Nel 1979 un giovane fotografo americano entra nell’Afghanistan controllato dai mujahidin, l’invasione russa è alle porte. Attraversa il Paese, cuciti tra i vestiti ha rotoli di pellicola. Esercita l’arte del reportage, quella di chi rischia la vita per documentare quanto avviene nel mondo e che gli altri non possono o non vogliono mostrare. Si chiama Steve McCurry, si è laureato in cinematografia e teatro all’Università della Pennsylvania e scatterà l’immagine più iconica della fotografia contemporanea: “Afghan Girl”.
Nel 1984 viene contattato dalla redazione del “National Geographic” per realizzare degli scatti nei campi profughi lungo la frontiera afghano-pakistana. In quello di Peshawar un gruppo di bambini si raccoglie dentro una scuola, l’atmosfera è stranamente rilassata.
Tra di loro – l’espressione intensa, lo sguardo penetrante – c’è una bambina di 12 anni. I russi hanno bombardato il suo villaggio, tra le macerie ha dovuto lasciare anche i corpi dei suoi genitori. Scappata via, per due settimane ha attraverso le montagne per trovare un posto sicuro. Lo ha trovato finalmente in Pakistan. È timida, mentre i compagni alzano polvere lei si allontana.
Un istante: è quello che basta alla macchina fotografica di McCurry per realizzare un’immagine che supera tempo e spazio e diventa storia, simbolo, iconografia.
Per il fotografo lo scatto è una seconda scelta ma il direttore del “National Geographic” Bill Garrett intuisce il capolavoro e gli dedica la copertina. Stupore, applausi, successo. Della bambina si perdono le tracce, l’identità è ignota, rimarrà per molti anni “Afghan Girl”, la bambina dagli occhi verdi e col vestito rosso.
L’attentato alle torri gemelle dell’11 settembre 2001 cambia gli equilibri del mondo, gli americani invadono la regione, i contatti diventano impossibili. Nel 2002 il regime talebano crolla e il “National Geographic” organizza insieme a McCurry una spedizione per ritrovarla.

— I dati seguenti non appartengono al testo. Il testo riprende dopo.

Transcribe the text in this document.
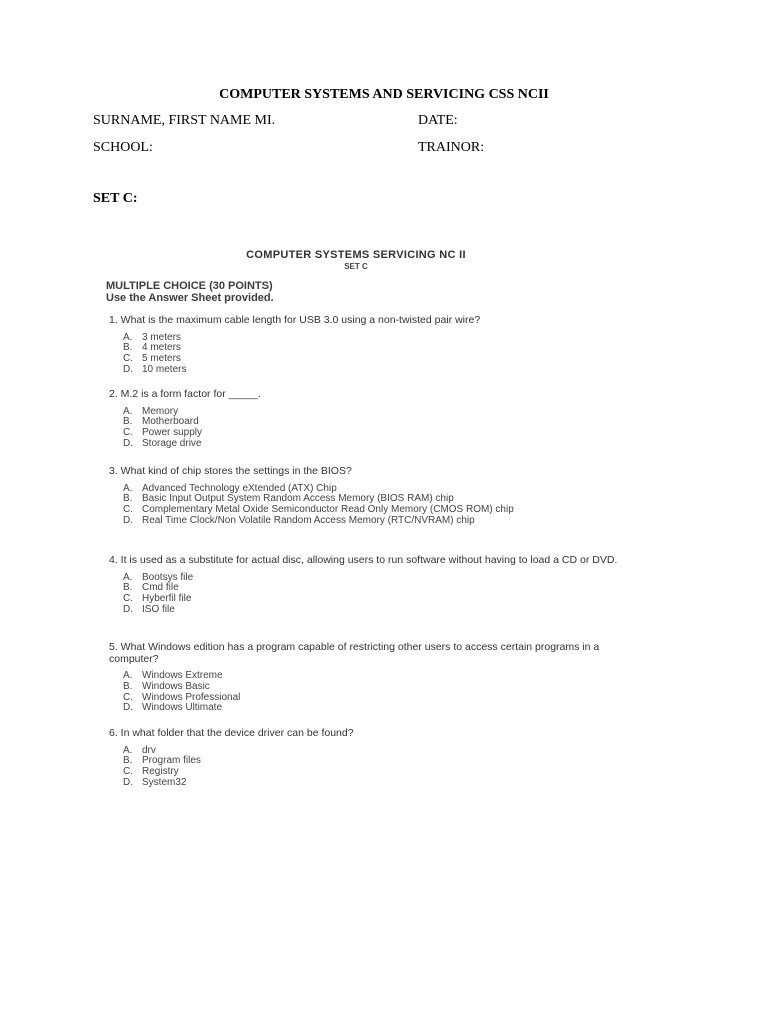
COMPUTER SYSTEMS AND SERVICING CSS NCII
SURNAME, FIRST NAME MI.	DATE:
SCHOOL:	TRAINOR:
SET C:
COMPUTER SYSTEMS SERVICING NC II
SET C
MULTIPLE CHOICE (30 POINTS)
Use the Answer Sheet provided.
1. What is the maximum cable length for USB 3.0 using a non-twisted pair wire?
A. 3 meters
B. 4 meters
C. 5 meters
D. 10 meters
2. M.2 is a form factor for _____.
A. Memory
B. Motherboard
C. Power supply
D. Storage drive
3. What kind of chip stores the settings in the BIOS?
A. Advanced Technology eXtended (ATX) Chip
B. Basic Input Output System Random Access Memory (BIOS RAM) chip
C. Complementary Metal Oxide Semiconductor Read Only Memory (CMOS ROM) chip
D. Real Time Clock/Non Volatile Random Access Memory (RTC/NVRAM) chip
4. It is used as a substitute for actual disc, allowing users to run software without having to load a CD or DVD.
A. Bootsys file
B. Cmd file
C. Hyberfil file
D. ISO file
5. What Windows edition has a program capable of restricting other users to access certain programs in a computer?
A. Windows Extreme
B. Windows Basic
C. Windows Professional
D. Windows Ultimate
6. In what folder that the device driver can be found?
A. drv
B. Program files
C. Registry
D. System32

Il campo profughi non esiste più, la bambina di allora è tornata in Afghanistan. Ormai ha trent’anni, un marito, tre figlie. Si chiama Sharbat Gula e non ha mai visto il suo ritratto. I due si incontrano. McCurry riconosce subito l’ex bambina, sul cui volto le rughe s’incaricano di testimoniare anni di sofferenze.
Lo sguardo però non è cambiato, rimane magnetico e impenetrabile, gli occhi sempre verdissimi. Sharbat si lascia fotografare per la seconda volta. Il titolo dato dal “National Geographic” al nuovo scatto non sarà molto originale – “Ritrovata” – ma la storia resta bella lo stesso.
Ora che i talebani hanno ripreso Kabul, che il silenzio si sporca di paura, che i corridoi sono stretti e per nulla umanitari e che le proteste del mondo sono soltanto un flebile brusio, a interrogare la nostra coscienza distratta rimangono gli occhi glaciali di Sharbat Gula. Vediamo di non chiudere i nostri.